As part of its on-going campaign to improve standards of the safe packing of unit loads, including shipping containers, specialist freight transport insurer, TT Club has issued specific guidelines on packing and securing coiled materials in containers. In general, investigations into incidents along the international supply chain – whether on roads, rail, inland waterway or at sea – can often be attributed to poor practices in the packing of cargo transport units (CTUs) and coiled materials are a particular hazard.
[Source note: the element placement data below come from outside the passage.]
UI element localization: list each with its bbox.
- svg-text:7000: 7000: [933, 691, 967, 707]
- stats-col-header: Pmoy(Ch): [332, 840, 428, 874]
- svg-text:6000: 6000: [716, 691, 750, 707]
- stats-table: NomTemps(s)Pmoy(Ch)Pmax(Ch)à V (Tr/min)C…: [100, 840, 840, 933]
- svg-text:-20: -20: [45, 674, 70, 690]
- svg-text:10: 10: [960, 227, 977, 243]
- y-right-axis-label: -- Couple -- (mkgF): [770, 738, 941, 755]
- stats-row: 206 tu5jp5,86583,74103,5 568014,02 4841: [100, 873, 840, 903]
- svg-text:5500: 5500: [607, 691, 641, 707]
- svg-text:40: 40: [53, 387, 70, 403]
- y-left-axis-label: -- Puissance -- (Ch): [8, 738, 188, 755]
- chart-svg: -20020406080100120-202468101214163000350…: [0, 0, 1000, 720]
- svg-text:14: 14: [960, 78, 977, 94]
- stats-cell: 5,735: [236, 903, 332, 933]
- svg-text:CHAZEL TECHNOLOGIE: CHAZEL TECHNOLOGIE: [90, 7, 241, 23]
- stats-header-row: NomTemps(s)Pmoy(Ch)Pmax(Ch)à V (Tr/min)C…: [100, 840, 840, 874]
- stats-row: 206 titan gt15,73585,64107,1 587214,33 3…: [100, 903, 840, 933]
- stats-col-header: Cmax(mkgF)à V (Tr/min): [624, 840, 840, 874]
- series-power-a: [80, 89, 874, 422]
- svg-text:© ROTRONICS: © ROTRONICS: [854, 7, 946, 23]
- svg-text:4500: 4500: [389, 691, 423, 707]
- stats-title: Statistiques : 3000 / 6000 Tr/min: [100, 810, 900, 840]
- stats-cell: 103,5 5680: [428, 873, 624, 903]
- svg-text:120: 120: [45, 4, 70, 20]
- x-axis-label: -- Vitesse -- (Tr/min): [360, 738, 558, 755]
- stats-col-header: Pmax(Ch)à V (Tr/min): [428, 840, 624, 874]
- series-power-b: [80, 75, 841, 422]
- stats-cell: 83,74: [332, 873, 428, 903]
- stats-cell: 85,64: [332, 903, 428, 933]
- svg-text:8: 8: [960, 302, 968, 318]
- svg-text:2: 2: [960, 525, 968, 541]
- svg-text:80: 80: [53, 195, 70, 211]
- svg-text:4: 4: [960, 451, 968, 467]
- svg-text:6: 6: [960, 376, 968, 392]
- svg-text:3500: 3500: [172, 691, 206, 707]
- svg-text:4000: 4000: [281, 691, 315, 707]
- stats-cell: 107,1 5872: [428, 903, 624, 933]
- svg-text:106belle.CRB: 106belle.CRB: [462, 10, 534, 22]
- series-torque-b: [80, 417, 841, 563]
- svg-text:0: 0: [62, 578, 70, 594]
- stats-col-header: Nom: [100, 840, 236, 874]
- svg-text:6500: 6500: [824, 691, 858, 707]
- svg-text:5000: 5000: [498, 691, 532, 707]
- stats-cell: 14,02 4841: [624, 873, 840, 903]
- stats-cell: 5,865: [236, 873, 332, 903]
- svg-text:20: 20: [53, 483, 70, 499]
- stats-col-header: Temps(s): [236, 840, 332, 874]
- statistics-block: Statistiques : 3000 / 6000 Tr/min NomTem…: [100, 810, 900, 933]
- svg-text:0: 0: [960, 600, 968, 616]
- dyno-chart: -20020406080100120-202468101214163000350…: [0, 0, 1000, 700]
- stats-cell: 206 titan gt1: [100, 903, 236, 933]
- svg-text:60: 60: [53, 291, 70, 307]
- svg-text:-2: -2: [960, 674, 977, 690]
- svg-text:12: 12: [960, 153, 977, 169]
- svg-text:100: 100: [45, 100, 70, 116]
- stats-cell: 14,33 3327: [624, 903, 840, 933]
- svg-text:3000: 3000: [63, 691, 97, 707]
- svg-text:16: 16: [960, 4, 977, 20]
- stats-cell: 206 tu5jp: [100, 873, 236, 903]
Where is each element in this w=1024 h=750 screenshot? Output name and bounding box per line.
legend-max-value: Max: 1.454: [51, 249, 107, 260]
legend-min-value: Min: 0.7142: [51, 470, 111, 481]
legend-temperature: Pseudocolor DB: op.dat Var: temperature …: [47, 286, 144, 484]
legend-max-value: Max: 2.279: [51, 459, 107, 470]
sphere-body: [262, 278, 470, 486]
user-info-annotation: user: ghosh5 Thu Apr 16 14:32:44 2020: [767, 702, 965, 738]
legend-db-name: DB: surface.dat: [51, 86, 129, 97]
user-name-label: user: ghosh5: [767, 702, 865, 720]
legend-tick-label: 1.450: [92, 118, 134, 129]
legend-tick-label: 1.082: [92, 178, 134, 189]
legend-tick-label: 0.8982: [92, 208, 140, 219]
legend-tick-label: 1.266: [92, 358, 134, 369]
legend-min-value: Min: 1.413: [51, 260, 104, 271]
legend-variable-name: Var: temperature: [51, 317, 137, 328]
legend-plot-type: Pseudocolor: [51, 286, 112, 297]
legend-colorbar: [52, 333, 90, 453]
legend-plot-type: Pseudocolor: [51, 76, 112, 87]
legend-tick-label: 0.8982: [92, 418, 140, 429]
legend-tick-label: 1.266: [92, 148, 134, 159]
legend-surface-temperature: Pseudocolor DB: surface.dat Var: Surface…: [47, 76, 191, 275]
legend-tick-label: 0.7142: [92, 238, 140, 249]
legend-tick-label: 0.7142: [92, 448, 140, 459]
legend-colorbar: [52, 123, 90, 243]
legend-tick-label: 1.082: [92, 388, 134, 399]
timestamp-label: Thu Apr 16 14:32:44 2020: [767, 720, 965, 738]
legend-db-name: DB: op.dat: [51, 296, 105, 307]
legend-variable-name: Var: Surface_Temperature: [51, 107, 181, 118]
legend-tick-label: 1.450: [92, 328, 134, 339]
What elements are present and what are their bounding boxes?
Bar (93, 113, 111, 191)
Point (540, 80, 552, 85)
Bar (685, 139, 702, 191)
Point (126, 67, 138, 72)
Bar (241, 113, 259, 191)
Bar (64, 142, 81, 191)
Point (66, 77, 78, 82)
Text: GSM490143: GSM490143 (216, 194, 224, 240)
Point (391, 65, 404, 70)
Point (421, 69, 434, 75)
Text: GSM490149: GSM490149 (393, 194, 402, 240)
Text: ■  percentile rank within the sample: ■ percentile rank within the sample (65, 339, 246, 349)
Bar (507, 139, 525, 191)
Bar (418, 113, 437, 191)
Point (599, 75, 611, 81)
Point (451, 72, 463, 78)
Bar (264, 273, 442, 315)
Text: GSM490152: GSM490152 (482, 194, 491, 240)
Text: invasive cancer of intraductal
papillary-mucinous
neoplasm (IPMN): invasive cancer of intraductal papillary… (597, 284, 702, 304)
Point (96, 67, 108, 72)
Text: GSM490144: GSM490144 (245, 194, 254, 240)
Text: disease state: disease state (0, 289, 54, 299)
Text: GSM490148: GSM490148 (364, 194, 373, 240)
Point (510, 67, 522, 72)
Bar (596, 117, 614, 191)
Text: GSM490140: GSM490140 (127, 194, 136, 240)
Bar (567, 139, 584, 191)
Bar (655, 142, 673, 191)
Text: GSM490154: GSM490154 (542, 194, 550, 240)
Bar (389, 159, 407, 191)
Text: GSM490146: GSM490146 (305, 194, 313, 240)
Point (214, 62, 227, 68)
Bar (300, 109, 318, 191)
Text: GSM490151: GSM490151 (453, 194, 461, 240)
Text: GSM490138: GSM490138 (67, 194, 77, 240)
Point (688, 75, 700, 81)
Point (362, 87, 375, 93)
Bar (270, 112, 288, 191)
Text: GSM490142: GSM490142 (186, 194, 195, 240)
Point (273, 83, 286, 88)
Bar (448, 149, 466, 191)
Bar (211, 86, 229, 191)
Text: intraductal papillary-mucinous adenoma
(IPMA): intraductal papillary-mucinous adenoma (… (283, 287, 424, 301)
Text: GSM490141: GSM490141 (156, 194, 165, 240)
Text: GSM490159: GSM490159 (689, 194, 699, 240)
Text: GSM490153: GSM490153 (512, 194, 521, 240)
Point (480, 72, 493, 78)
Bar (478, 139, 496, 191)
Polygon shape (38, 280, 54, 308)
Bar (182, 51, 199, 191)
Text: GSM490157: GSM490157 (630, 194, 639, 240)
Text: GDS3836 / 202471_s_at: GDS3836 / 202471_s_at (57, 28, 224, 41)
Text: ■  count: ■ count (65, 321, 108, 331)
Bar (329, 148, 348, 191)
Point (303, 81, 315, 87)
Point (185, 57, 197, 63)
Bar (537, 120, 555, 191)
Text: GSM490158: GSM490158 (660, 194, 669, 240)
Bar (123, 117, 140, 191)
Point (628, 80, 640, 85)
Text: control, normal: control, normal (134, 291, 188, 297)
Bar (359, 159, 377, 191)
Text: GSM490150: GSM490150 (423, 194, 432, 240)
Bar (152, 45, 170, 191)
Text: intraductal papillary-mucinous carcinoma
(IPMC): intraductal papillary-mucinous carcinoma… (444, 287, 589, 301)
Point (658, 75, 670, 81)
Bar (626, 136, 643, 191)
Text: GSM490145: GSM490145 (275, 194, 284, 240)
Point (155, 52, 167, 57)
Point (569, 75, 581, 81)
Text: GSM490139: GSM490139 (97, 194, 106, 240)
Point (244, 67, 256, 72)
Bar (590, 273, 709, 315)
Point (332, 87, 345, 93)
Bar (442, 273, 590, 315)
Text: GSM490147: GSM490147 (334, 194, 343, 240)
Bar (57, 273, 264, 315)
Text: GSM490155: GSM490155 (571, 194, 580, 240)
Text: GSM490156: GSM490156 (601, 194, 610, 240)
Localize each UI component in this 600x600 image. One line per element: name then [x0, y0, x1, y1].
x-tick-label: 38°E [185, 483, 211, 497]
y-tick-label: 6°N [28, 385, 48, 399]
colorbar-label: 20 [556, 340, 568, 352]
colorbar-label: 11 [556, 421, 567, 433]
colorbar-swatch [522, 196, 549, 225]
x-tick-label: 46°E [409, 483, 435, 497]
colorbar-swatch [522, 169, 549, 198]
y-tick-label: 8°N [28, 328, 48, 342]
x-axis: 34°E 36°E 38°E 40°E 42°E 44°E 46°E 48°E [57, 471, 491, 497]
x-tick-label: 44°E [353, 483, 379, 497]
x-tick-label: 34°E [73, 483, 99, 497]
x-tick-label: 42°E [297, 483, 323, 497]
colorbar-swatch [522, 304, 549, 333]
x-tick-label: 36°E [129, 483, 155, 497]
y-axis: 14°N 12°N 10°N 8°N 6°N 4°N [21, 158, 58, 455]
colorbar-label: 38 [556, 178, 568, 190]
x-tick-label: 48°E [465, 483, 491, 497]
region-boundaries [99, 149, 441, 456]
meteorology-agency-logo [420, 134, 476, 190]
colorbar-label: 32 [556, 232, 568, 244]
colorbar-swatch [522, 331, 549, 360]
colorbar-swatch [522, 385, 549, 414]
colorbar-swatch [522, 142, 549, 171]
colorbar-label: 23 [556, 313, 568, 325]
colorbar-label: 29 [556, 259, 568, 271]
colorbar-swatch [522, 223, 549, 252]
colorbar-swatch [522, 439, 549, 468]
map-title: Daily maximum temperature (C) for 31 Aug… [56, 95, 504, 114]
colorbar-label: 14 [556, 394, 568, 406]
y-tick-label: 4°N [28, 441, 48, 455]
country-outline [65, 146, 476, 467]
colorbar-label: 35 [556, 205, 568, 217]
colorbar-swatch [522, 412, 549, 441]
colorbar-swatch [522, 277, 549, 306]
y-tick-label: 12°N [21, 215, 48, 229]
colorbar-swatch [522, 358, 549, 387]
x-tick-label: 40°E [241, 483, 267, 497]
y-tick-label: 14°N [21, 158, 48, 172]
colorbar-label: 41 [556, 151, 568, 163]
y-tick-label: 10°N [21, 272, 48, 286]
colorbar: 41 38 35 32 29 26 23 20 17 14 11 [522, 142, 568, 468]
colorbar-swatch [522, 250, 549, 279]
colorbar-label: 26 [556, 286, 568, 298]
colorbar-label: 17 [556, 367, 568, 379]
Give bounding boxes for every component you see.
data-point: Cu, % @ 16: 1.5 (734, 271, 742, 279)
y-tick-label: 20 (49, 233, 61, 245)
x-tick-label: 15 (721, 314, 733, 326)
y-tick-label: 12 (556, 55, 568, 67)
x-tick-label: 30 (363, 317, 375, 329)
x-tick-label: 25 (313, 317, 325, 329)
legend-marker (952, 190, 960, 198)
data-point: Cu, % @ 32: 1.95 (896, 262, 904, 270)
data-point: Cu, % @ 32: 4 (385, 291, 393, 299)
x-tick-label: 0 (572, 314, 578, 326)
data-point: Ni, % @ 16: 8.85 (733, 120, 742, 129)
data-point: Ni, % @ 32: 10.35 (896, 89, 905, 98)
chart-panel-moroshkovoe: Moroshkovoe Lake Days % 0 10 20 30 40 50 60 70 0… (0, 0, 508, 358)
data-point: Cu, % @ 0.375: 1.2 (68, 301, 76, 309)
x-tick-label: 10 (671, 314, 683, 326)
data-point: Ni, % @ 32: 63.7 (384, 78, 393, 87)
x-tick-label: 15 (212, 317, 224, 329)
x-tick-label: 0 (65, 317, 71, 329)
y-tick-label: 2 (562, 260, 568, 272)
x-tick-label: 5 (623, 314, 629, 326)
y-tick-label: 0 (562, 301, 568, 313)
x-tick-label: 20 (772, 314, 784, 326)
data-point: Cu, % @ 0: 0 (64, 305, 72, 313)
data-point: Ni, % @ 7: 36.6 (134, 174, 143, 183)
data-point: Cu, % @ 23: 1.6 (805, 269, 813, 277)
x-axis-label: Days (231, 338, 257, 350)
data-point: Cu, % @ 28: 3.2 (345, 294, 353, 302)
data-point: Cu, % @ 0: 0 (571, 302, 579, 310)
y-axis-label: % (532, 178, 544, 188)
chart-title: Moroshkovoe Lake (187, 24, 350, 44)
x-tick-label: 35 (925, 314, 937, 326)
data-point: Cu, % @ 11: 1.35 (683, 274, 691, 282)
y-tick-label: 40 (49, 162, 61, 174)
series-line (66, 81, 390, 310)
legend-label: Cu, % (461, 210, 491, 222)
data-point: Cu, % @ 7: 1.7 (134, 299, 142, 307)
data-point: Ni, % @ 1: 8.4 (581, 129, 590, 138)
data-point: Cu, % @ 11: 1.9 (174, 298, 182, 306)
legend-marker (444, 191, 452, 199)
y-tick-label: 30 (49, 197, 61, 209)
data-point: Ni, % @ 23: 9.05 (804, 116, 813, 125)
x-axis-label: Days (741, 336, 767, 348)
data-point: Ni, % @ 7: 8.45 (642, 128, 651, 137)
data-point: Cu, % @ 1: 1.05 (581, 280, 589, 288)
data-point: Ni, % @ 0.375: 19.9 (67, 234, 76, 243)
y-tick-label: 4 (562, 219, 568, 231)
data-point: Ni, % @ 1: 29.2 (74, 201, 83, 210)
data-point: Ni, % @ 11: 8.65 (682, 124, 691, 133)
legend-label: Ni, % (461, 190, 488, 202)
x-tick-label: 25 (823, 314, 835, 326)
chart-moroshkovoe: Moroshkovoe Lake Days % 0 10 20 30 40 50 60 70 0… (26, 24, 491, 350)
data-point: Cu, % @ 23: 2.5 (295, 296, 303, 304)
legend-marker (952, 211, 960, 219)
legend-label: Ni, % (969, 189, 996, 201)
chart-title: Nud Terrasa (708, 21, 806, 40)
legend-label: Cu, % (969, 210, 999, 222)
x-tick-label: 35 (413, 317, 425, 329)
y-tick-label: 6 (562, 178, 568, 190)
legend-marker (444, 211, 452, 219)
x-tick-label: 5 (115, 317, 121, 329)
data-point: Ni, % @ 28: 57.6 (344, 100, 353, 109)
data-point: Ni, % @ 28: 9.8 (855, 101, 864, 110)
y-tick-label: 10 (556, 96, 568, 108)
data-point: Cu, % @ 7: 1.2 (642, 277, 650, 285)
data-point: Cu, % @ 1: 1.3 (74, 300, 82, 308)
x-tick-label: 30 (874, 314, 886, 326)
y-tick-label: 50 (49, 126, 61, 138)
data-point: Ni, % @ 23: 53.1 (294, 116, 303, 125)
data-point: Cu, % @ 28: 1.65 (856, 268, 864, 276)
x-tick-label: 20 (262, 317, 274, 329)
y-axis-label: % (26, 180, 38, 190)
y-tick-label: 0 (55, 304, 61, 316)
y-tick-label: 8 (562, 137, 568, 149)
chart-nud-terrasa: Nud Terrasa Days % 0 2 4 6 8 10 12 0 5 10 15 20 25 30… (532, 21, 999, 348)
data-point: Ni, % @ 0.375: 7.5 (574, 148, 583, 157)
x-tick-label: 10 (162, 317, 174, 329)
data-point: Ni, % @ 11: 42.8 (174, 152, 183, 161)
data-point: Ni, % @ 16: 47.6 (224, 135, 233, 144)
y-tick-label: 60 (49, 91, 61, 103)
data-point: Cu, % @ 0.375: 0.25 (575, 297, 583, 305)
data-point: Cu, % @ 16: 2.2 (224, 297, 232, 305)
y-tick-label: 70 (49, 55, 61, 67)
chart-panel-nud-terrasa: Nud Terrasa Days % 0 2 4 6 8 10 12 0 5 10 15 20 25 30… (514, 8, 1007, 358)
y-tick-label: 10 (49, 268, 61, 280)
As a leading insurer of international container transport TT Club has dealt with many incidents where coils, mostly of steel, have been improperly packed and insufficiently secured in the container, leading to the cargo shifting inside the unit and usually breaking out, resulting in injuries or damage to property. The packing process is critical given the forces exerted on the freight during a typical journey, such as braking or turning of a road vehicle, variable handling techniques at port terminals and significant, sometimes violent motions of a ship at sea. The consequences of these types of forces on poorly packed cargo will, of course, vary from over-turned trucks, to train derailment and damaged cranes to containers lost overboard and damage to the ship. Coils have even been known to break through the floor of a carrying unit and escaped into traffic. In short, improperly secured coil materials can have significant and fatal consequences.
“Such experiences led us to collaborate with the CINS Organisation – a significant safety-based initiative set up by major container shipping lines,” explains TT Club’s Peregrine Storrs-Fox, “In order to update and expand our earlier ‘Stop Loss’ briefing guide, which addressed carriage of metal coils.”
The freely available revised guidelines, ‘Transport of Coiled Materials in Containers’, focus attention on how a container packer can understand the risks involved through the supply chain in order to ensure that the coils are packed and secured successfully. Equally, while recognising that there are a number of proprietary solutions available, these guidelines specifically support less sophisticated operations reliant primarily on timber for load distribution and bracing, where the greatest risk exposure has been seen.
“A convergence of interests between TT Club and maritime carriers involved in the CINS Organisation in relation to incidents involving coiled materials has led to this collaboration and we are keen to extend the knowledge it contains, as well as engender further training of cargo packers throughout the global shipper and forwarder community,” comments Patrick Hicks, CINS General Secretary.
Nor do the pleas of TT Club and CINS relating to proper cargo packing end with coiled materials. Both organisations are anxious to promote adherence to the CTU Code. General concerns about packing failures led to the development of the CTU Code (‘IMO/ILO/UNECE Code of Practice for Packing of Cargo Transport Units’), a publication sponsored by the three relevant UN agencies, being the International Maritime Organization (IMO), the International Labour Organization (ILO) and the United Nations Economic Commission for Europe (UNECE).
Despite all the available information, it is inevitable that specific good practice will develop in relation to certain cargo types. The transport of coiled materials falls into such a category. This particular initiative displays how the CTU Code can be applied in practice. The nature of the international supply chain is such that there are many instances where packers may require additional guidance for the specific cargo that is to be packed in a container, a trailer or a railcar.
TT Club is planning a seminar, together with Global Shippers Forum, ICHCA and World Shipping Council, at the outset of the European Shipping Week in Brussels at the end of February, to give prominence internationally and within individual jurisdictions to the CTU Code.